Solve Absolute Value Equations- Methods and Examples
What Absolute Value Equations Actually Are
An absolute value equation contains a variable wrapped in absolute value bars, like |x - 3| = 7. The absolute value of a number is its distance from zero on the number line. Distance is always positive, so |−5| = 5 and |5| = 5.
The equation |x| = a means x is a units from zero. That gives you two possible solutions: x = a or x = −a. This is the foundation for solving every absolute value equation you'll encounter.
The Core Rule You Need to Memorize
For any equation |A| = B where B ≥ 0:
- If B > 0, then A = B or A = −B
- If B = 0, then A = 0 only
- If B < 0, there is no solution
That's it. Everything else is applying this rule correctly.

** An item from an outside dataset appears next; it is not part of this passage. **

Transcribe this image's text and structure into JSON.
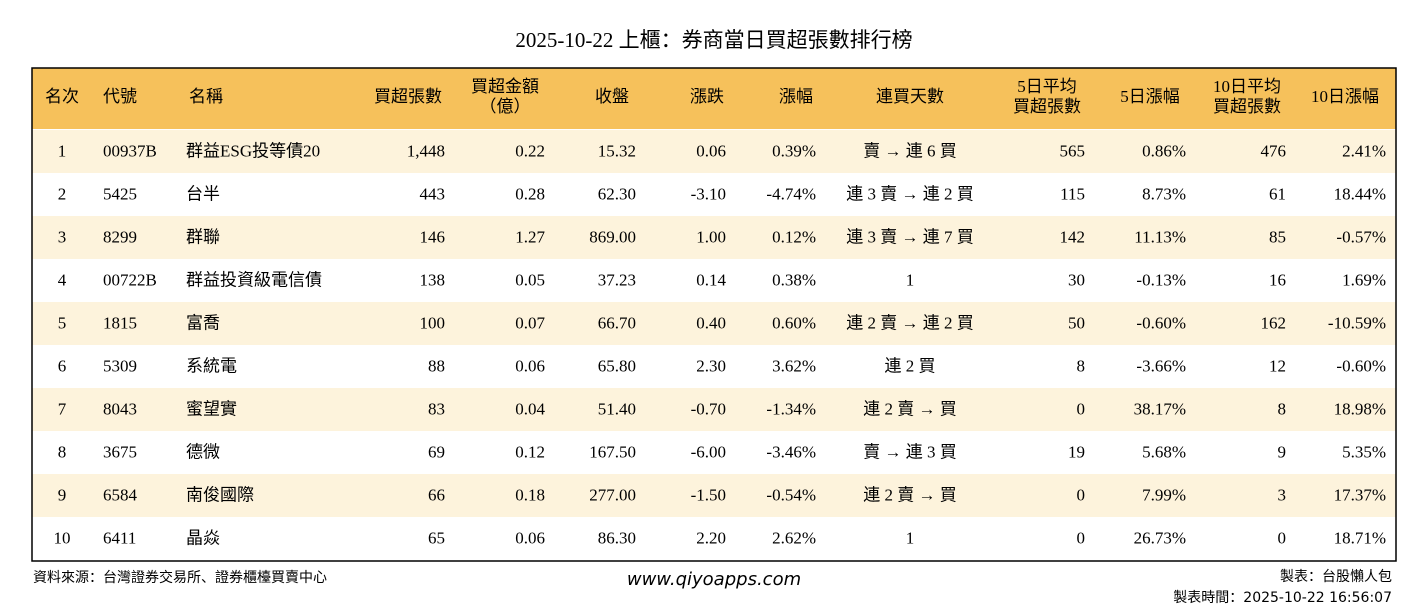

Method 1: The Two-Case Approach
Break the equation into two separate equations based on the definition of absolute value.
Example: Solve |x - 3| = 7
Case 1: x − 3 = 7 → x = 10
Case 2: x − 3 = −7 → x = −4
Check both: |10 − 3| = 7 ✓ and |−4 − 3| = 7 ✓
Both solutions check out. Your answer is x = 10 or x = −4.
Example: Solve |2x + 1| = 5
Case 1: 2x + 1 = 5 → 2x = 4 → x = 2
Case 2: 2x + 1 = −5 → 2x = −6 → x = −3
Verify: |2(2) + 1| = 5 ✓ and |2(−3) + 1| = 5 ✓
Solutions: x = 2 or x = −3
Method 2: The Graphical Method
Rewrite the equation so the absolute value is isolated on one side. Then graph the left side (a V-shaped graph) and the right side (a horizontal line). The intersection points are your solutions.
For |x − 2| = 4, graph y = |x − 2| and y = 4. The V-shape crosses y = 4 at x = −2 and x = 6.
This method works great when you're asked to solve "using a graph" or when you want a visual check of your algebraic answer.
Method 3: Absolute Value Equals Zero
When |A| = 0, there's only one solution: A = 0. No need for two cases.
Example: Solve |3x + 6| = 0
3x + 6 = 0 → 3x = −6 → x = −2
Only one solution. |3(−2) + 6| = |−6 + 6| = 0 ✓
No Solution Situations
If the right side is negative, there's no solution. Absolute value cannot equal a negative number.
Example: |x + 4| = −3
No solution. The left side is always ≥ 0, but the right side is −3. Impossible.
Example: |2x − 1| = −5
No solution. Same reason.
Equations with Variables on Both Sides
Sometimes you'll get |A| = B where B also contains the variable. You still use two cases, but you'll need to solve each inequality or equation carefully.
Example: |x + 2| = 3x − 4
Case 1: x + 2 = 3x − 4 → 2 + 4 = 3x − x → 6 = 2x → x = 3
Case 2: x + 2 = −(3x − 4) → x + 2 = −3x + 4 → x + 3x = 4 − 2 → 4x = 2 → x = 0.5
Critical check: The right side 3x − 4 must be ≥ 0 for the original equation to make sense.
For x = 3: 3(3) − 4 = 5 ≥ 0 ✓
For x = 0.5: 3(0.5) − 4 = −2.5 < 0 ✗
Only x = 3 is valid. x = 0.5 gets discarded.
Comparing the Three Methods
| Method | Best For | Pros | Cons |
|---|---|---|---|
| Two-Case Algebra | Most standard problems | Always works, straightforward | Can forget to check solutions |
| Graphical | Visual learners, checking work | Shows all solutions at once | Less precise without technology |
| Zero Case | Equations equal to zero | Fast, one solution only | Limited to specific cases |
How to Solve Any Absolute Value Equation
Step 1: Isolate the absolute value expression on one side. Get |A| alone.
Step 2: Identify what B equals on the other side.
Step 3: If B < 0 → No solution. If B = 0 → One solution (A = 0). If B > 0 → Two cases.
Step 4: For two cases, write A = B and A = −B. Solve each.
Step 5: Check every solution in the original equation. Discard any that don't work.
Common Mistakes That Will Cost You Points
- Forgetting to set up the negative case — always write both A = B and A = −B
- Not checking solutions — always plug back in
- Solving |A| = B where B is also an expression and forgetting to verify B ≥ 0
- Dropping absolute value bars too early
- Solving for the opposite value instead of the variable
Practice Problems
1. |x − 5| = 3
Solutions: x = 8 or x = 2
2. |4x + 2| = 10
Solutions: x = 2 or x = −3
3. |x/2 − 3| = 5
Solutions: x = 16 or x = −4
4. |x² − 9| = 0
Solution: x = 3 or x = −3
Absolute value equations aren't complicated once you internalize the two-case rule. Practice setting them up, solve both cases, and always verify your answers. That's the entire game.